La grave emergenza sanitaria che stiamo avendo a causa del virus ha palesato in maniera chiara la necessità di puntare a un maggior presidio del territorio e a un rafforzamento della medicina di base. “Pensare di investire somme enormi in nuove strutture, senza gli interventi di cui sopra sembra estremamente miope e poco realistico! Sicuramente è molto più necessario riportare sul territorio l’Ats che ha un’estensione territoriale troppo ampia, che rende troppo difficile un efficace coordinamento sanitario del nostro territorio”. Ne è convinto Giovanni De Grazia, coordinatore del circolo FdI Crema.

“Un politico locale cremonese auspica la costruzione di un nuovo ospedale, dicendo ‘lo dobbiamo ai nostri figli’: posizione legittima ma forse in questi momenti, proprio pensando al futuro delle nuove generazioni, sarebbe importante ipotizzare e programmare una strategia a più ampio raggio per il nostro territorio e il futuro della Provincia di Cremona”, afferma.

Uno stimolo importante è stato dato dal Masterplan 3 C, commissionato dall’Associazione Industriali Cremona, dove viene esplicitato, fra le tante criticità presenti, il gap delle nostre infrastrutture. “Infatti le inefficienze nel sistema infrastrutturale generano un costo, per i cittadini e le nostre imprese, altissimo (160 milioni di euro ogni anno).

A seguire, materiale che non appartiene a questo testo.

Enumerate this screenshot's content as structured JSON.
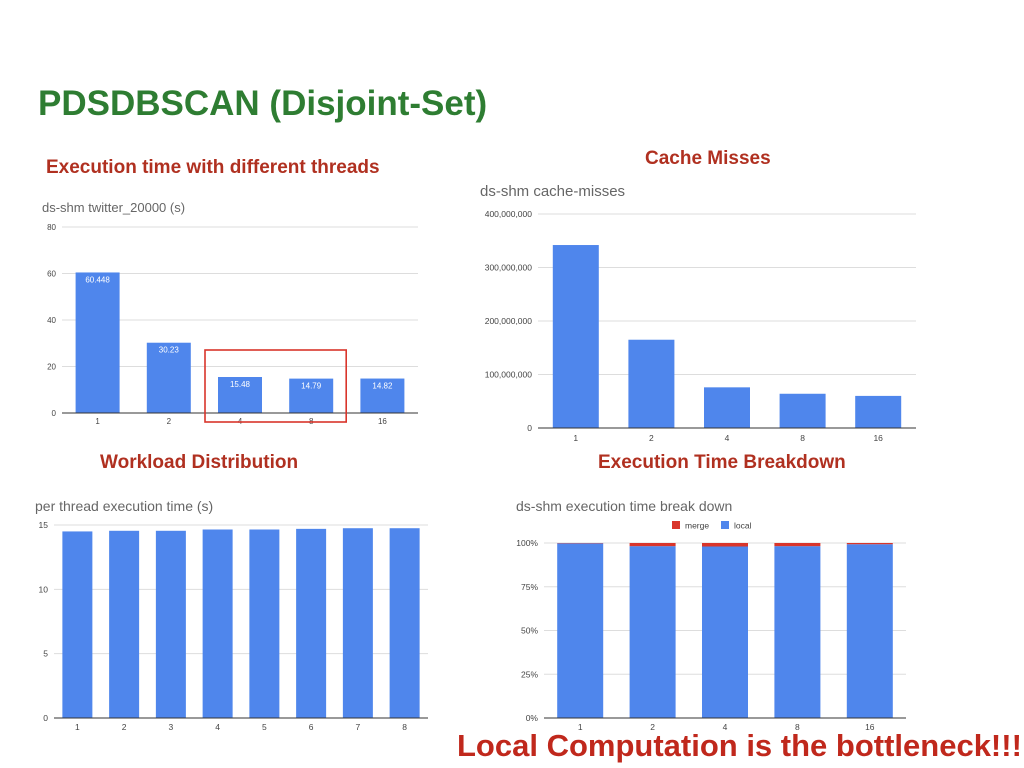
{
  "slide": {
    "title": "PDSDBSCAN (Disjoint-Set)",
    "headings": {
      "threads": "Execution time with different threads",
      "cache": "Cache Misses",
      "workload": "Workload Distribution",
      "breakdown": "Execution Time Breakdown"
    },
    "callout": "Local Computation is the bottleneck!!!"
  },
  "chart_data": [
    {
      "type": "bar",
      "title": "ds-shm twitter_20000 (s)",
      "categories": [
        "1",
        "2",
        "4",
        "8",
        "16"
      ],
      "values": [
        60.448,
        30.23,
        15.48,
        14.79,
        14.82
      ],
      "data_labels": [
        "60.448",
        "30.23",
        "15.48",
        "14.79",
        "14.82"
      ],
      "ylim": [
        0,
        80
      ],
      "yticks": [
        "0",
        "20",
        "40",
        "60",
        "80"
      ],
      "grid": true,
      "bar_color": "#4f86ec",
      "highlight": {
        "categories": [
          "4",
          "8"
        ],
        "color": "#d9352b"
      }
    },
    {
      "type": "bar",
      "title": "ds-shm cache-misses",
      "categories": [
        "1",
        "2",
        "4",
        "8",
        "16"
      ],
      "values": [
        342000000,
        165000000,
        76000000,
        64000000,
        60000000
      ],
      "ylim": [
        0,
        400000000
      ],
      "yticks": [
        "0",
        "100,000,000",
        "200,000,000",
        "300,000,000",
        "400,000,000"
      ],
      "grid": true,
      "bar_color": "#4f86ec"
    },
    {
      "type": "bar",
      "title": "per thread execution time (s)",
      "categories": [
        "1",
        "2",
        "3",
        "4",
        "5",
        "6",
        "7",
        "8"
      ],
      "values": [
        14.5,
        14.55,
        14.55,
        14.65,
        14.65,
        14.7,
        14.75,
        14.75
      ],
      "ylim": [
        0,
        15
      ],
      "yticks": [
        "0",
        "5",
        "10",
        "15"
      ],
      "grid": true,
      "bar_color": "#4f86ec"
    },
    {
      "type": "bar",
      "stacked": true,
      "title": "ds-shm execution time break down",
      "categories": [
        "1",
        "2",
        "4",
        "8",
        "16"
      ],
      "series": [
        {
          "name": "local",
          "values": [
            99.8,
            98.2,
            98.0,
            98.2,
            99.3
          ],
          "color": "#4f86ec"
        },
        {
          "name": "merge",
          "values": [
            0.2,
            1.8,
            2.0,
            1.8,
            0.7
          ],
          "color": "#d9352b"
        }
      ],
      "ylim": [
        0,
        100
      ],
      "yticks": [
        "0%",
        "25%",
        "50%",
        "75%",
        "100%"
      ],
      "legend": "top",
      "grid": true
    }
  ]
}
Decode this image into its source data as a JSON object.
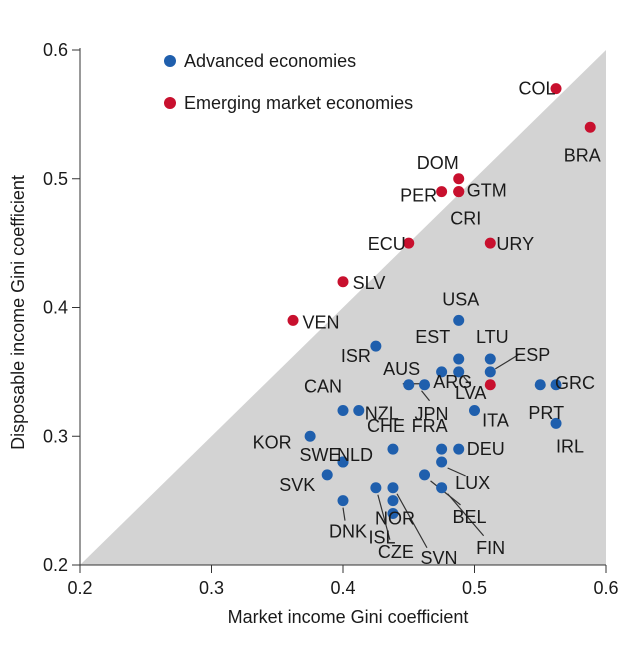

Pensare a queste cifre e al fatto che il nostro territorio, fino a pochi mesi fa, esprimeva il Ministro delle Infrastrutture e dei Trasporti, il pentastellato Danilo Toninelli, e come questo problema non sia stato nemmeno preso in considerazione, è la dimostrazione che in Italia, ormai da anni, non ci sia una visione strategica su nulla, ma si rincorrono le varie emergenze gravi e gravissime, senza programmazione. E in questo la Sinistra, adesso alleata con i grillini, è maestra”.